На журнальном столике, попирая счета за комфортный быт, теснились неровным строем фотографии в рамках – вероятно, с его недавней, пропущенной мною премьеры. Он брал их в руки, всматривался, выверяя безупречную геометрию поз (отношений). Быть может, думал уже о следующей постановке, надеясь превзойти в ней саму безупречность. Он ведь никогда не возвращался к выпущенному в мир спектаклю с целью что-то подправить. Он заболевал новым.
Сквозь стеклянные дверцы книжного шкафа проглядывали знакомые корешки изданий, выдававших художественные предпочтения человека профессии, его свободные воззрения и особый вкус. Над единственным креслом – массажным, высокотехнологичным, как космический тренажер, помещался портрет хореографа, подаренный труппой к минувшему, пока еще совсем скромному юбилею – сорокалетию. Выполненный не с натуры, а с известной черно-белой фотографии, растиражированной интернет-изданиями, он странным, почти мистическим образом превратил человека в раздумьях в человека, замышляющего что-то. Не исключаю, что этому способствовал авторский экспрессивный широкий штрих, вносивший динамику и некоторую нервозность.
Человек в кресле и его портрет отражались в старинном зеркале глубокой синевы, приобретенном, он уточнил, не только ради насущных нужд, но и за волнующую параболу модерна в обрамлении. И той, удвоенной зеркалом, пары достаточно было ему для бесед и внутреннего диалога. Таким беседам, надо полагать, в немалой степени способствовал бар из массива андаманского падука, заряженный неплохой коллекцией вин, сложенный по всем правилам, с пониманием и уважением к процессу – предмет в доме бесспорно уместный, превращающий рядовую пьянку в достойное с эстетической точки зрения занятие.
Он следил за моими перемещениями, как следят за рукой хирурга при пальпировании живота: в ожидании острой боли в найденной точке. Возможно, его приглашение отнюдь не подразумевало столь тщательный осмотр, а было продиктовано лишь желанием поговорить в комфортной обстановке. Мне пришлось закруглиться, подведя вполне ожидаемый промежуточный итог: весь представший передо мной антураж свидетельствовал о подчеркнутой обособленности хореографа, его рациональном эгоизме – базисном жизненном и ценностном выборе – возможно, ради сохранности индивидуального, личностного. Хореограф был в этом смысле бесконечно дорог себе.

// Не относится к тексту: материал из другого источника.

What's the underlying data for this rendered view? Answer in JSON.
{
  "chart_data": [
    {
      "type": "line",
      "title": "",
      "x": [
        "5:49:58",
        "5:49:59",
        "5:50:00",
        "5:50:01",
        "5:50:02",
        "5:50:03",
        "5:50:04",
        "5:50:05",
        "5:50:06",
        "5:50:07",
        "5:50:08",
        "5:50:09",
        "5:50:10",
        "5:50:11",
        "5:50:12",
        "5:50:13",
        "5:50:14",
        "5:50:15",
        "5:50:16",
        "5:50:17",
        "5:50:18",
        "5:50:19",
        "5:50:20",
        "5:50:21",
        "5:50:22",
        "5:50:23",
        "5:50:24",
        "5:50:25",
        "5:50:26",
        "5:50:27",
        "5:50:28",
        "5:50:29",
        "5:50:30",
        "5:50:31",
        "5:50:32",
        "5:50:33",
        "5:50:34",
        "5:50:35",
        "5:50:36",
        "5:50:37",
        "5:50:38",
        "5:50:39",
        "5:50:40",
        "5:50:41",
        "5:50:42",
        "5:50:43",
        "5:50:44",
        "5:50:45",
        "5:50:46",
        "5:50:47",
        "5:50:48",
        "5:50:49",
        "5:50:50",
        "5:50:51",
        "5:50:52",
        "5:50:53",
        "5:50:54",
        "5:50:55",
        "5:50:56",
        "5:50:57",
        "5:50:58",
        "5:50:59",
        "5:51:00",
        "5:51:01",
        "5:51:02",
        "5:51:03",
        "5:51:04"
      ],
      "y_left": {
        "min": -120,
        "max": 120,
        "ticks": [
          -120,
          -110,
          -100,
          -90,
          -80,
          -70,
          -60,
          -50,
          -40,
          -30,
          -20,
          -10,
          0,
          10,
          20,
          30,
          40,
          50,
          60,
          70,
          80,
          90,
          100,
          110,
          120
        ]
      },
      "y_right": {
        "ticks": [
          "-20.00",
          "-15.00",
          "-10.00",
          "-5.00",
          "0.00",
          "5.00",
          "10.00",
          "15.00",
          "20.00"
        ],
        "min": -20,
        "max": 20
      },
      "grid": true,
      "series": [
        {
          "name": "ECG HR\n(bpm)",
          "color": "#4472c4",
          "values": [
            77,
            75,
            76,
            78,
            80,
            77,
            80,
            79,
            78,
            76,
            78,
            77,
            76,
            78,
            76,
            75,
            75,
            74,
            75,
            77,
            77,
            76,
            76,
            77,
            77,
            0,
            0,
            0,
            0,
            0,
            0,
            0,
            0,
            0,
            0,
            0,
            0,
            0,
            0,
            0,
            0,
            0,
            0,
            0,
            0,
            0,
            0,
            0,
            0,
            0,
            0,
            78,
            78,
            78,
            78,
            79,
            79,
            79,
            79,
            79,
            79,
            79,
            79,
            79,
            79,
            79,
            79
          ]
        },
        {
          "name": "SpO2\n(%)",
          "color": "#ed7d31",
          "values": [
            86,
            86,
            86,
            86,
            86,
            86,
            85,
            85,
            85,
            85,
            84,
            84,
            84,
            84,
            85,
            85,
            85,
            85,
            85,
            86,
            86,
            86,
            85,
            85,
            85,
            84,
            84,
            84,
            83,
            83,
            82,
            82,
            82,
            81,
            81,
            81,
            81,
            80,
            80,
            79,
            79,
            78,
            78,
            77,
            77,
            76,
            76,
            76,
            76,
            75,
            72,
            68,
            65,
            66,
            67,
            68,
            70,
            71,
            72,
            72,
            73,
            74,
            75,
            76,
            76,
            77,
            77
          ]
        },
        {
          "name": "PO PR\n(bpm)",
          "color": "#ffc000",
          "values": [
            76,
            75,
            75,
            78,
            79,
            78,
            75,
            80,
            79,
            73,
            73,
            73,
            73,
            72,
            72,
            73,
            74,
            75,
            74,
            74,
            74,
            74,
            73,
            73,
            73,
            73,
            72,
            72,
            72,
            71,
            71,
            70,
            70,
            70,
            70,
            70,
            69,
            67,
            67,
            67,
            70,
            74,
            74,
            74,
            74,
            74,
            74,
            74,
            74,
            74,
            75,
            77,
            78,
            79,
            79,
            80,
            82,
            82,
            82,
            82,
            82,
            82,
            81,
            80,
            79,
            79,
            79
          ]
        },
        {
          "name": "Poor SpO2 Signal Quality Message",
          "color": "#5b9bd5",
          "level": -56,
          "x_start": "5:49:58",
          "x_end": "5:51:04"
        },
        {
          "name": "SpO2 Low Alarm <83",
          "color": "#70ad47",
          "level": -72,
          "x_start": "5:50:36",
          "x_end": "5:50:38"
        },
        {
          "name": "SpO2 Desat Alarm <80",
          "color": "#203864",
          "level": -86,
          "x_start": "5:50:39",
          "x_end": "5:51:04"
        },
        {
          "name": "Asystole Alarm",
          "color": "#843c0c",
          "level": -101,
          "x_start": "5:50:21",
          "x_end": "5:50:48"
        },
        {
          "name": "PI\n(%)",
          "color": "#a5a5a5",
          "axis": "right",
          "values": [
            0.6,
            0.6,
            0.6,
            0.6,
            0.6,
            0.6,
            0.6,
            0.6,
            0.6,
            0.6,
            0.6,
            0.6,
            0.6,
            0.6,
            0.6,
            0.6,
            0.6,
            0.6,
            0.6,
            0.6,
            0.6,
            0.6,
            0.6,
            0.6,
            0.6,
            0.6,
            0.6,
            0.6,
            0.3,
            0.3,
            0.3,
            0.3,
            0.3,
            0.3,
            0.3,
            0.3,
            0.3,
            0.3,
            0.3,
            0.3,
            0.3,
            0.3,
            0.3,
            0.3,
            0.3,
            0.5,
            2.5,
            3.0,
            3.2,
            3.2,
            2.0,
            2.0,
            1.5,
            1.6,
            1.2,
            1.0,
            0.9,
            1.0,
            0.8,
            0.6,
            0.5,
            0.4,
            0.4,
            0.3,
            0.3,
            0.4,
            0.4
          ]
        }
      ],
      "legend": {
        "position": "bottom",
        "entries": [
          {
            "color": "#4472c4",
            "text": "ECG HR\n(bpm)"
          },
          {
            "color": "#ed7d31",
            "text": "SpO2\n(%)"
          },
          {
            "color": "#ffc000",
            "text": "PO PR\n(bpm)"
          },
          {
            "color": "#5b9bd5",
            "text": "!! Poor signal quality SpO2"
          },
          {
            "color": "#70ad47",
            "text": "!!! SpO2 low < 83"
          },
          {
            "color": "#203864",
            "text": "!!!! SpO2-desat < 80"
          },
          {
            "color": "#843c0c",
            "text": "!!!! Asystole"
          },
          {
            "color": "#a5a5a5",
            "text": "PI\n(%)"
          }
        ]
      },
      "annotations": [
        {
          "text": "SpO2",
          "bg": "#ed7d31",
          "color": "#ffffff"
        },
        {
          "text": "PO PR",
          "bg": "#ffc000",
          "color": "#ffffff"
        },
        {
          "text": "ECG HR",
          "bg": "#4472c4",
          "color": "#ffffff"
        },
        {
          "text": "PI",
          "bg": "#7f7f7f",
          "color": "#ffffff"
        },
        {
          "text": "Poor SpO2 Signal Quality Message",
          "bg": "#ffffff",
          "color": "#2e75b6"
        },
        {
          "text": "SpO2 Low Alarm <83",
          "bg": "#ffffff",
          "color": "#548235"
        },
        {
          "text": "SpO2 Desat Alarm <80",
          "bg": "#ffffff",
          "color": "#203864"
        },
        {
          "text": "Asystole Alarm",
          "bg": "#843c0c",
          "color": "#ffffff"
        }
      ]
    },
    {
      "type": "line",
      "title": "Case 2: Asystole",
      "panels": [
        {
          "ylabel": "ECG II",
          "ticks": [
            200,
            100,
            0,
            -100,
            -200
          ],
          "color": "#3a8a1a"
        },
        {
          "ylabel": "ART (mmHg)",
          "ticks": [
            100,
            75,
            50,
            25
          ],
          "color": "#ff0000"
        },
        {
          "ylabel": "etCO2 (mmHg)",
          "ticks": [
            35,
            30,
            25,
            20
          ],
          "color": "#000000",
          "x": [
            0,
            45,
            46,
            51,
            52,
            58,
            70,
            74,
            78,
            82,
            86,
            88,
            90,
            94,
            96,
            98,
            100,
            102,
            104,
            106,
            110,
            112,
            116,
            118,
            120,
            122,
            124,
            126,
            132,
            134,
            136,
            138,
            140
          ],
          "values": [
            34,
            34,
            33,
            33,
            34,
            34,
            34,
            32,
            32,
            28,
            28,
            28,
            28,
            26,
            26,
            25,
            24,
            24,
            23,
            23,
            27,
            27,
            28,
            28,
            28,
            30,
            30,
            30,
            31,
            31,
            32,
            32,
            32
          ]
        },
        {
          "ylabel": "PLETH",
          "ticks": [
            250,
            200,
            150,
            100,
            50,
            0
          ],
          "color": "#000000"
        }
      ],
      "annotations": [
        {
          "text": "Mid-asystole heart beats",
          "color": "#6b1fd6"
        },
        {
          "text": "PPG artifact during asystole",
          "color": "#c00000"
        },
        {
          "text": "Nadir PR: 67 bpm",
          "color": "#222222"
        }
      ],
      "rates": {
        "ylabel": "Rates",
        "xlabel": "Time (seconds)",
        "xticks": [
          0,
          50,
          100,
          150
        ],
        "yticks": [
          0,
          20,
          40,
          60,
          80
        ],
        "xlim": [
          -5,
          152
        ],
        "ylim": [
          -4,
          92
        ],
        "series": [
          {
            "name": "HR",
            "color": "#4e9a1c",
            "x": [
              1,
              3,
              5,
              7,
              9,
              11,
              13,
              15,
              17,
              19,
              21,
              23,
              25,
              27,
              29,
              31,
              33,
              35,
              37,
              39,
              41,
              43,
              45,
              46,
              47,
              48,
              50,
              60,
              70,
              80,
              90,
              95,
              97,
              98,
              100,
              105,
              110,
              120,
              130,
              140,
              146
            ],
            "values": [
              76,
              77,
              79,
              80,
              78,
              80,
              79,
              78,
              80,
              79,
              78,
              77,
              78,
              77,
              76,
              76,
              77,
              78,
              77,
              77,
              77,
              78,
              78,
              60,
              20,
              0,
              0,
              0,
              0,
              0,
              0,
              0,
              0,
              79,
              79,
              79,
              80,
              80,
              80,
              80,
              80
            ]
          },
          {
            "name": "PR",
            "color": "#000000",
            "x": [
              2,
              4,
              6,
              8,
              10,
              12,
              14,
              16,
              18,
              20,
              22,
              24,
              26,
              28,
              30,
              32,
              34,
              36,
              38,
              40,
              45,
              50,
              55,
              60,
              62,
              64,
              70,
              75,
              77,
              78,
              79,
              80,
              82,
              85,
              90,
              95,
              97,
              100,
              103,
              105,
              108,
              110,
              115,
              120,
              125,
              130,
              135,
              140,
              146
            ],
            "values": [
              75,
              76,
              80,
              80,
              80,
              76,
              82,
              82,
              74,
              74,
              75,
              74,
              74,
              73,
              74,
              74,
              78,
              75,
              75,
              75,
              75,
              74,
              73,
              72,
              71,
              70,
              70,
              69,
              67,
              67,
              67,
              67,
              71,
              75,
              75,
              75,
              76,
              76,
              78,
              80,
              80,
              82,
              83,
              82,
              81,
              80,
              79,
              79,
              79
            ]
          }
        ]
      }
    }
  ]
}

Миновав закрытую дверь спальни (я очень скоро пожалею, что мне не хватило дерзости открыть ее в поисках источника неуёмного, почти маниакального стремления хореографа каждой постановкой превращать сцену в эрогенную зону), мы осели в ухоженной кухне, относящей в Прованс парой-тройкой цитат: мятным цветом стен, потертостями и кракелюрами на крашеных белых фасадах мебели, льняными занавесками – как будто принадлежащей совсем другому дому и другим людям. Некоторое время он не мог собраться с мыслями и приступить к рассказу. Отвлекался на несущественное, словно пытаясь оттянуть начало болезненной процедуры. Угощал чилийским мерло, говорил, как мне помнится, что квартира эта принадлежит его знакомым, которые обустраивали ее для себя, да вдруг сорвались в ветреный город Сан-Франциско – жить набело. Там морские львы греются на старых причальных мостках и из них не устраивают цирк. На заданный из обывательского любопытства вопрос, планирует ли он обзавестись, наконец, собственной квартирой, он отвечал, что квартирам предпочитает замки, и один у него уже есть – родовой. И еще обмолвился, к моему удивлению, что содержит в замке некую группу лиц и почитает это своим долгом прошлому. Откуда мне в тот момент было знать, что «замок с группой лиц» окажется двойным дном его творчества? А может, и… дикой фантазией? Но это – к слову. Речь пойдет о другом.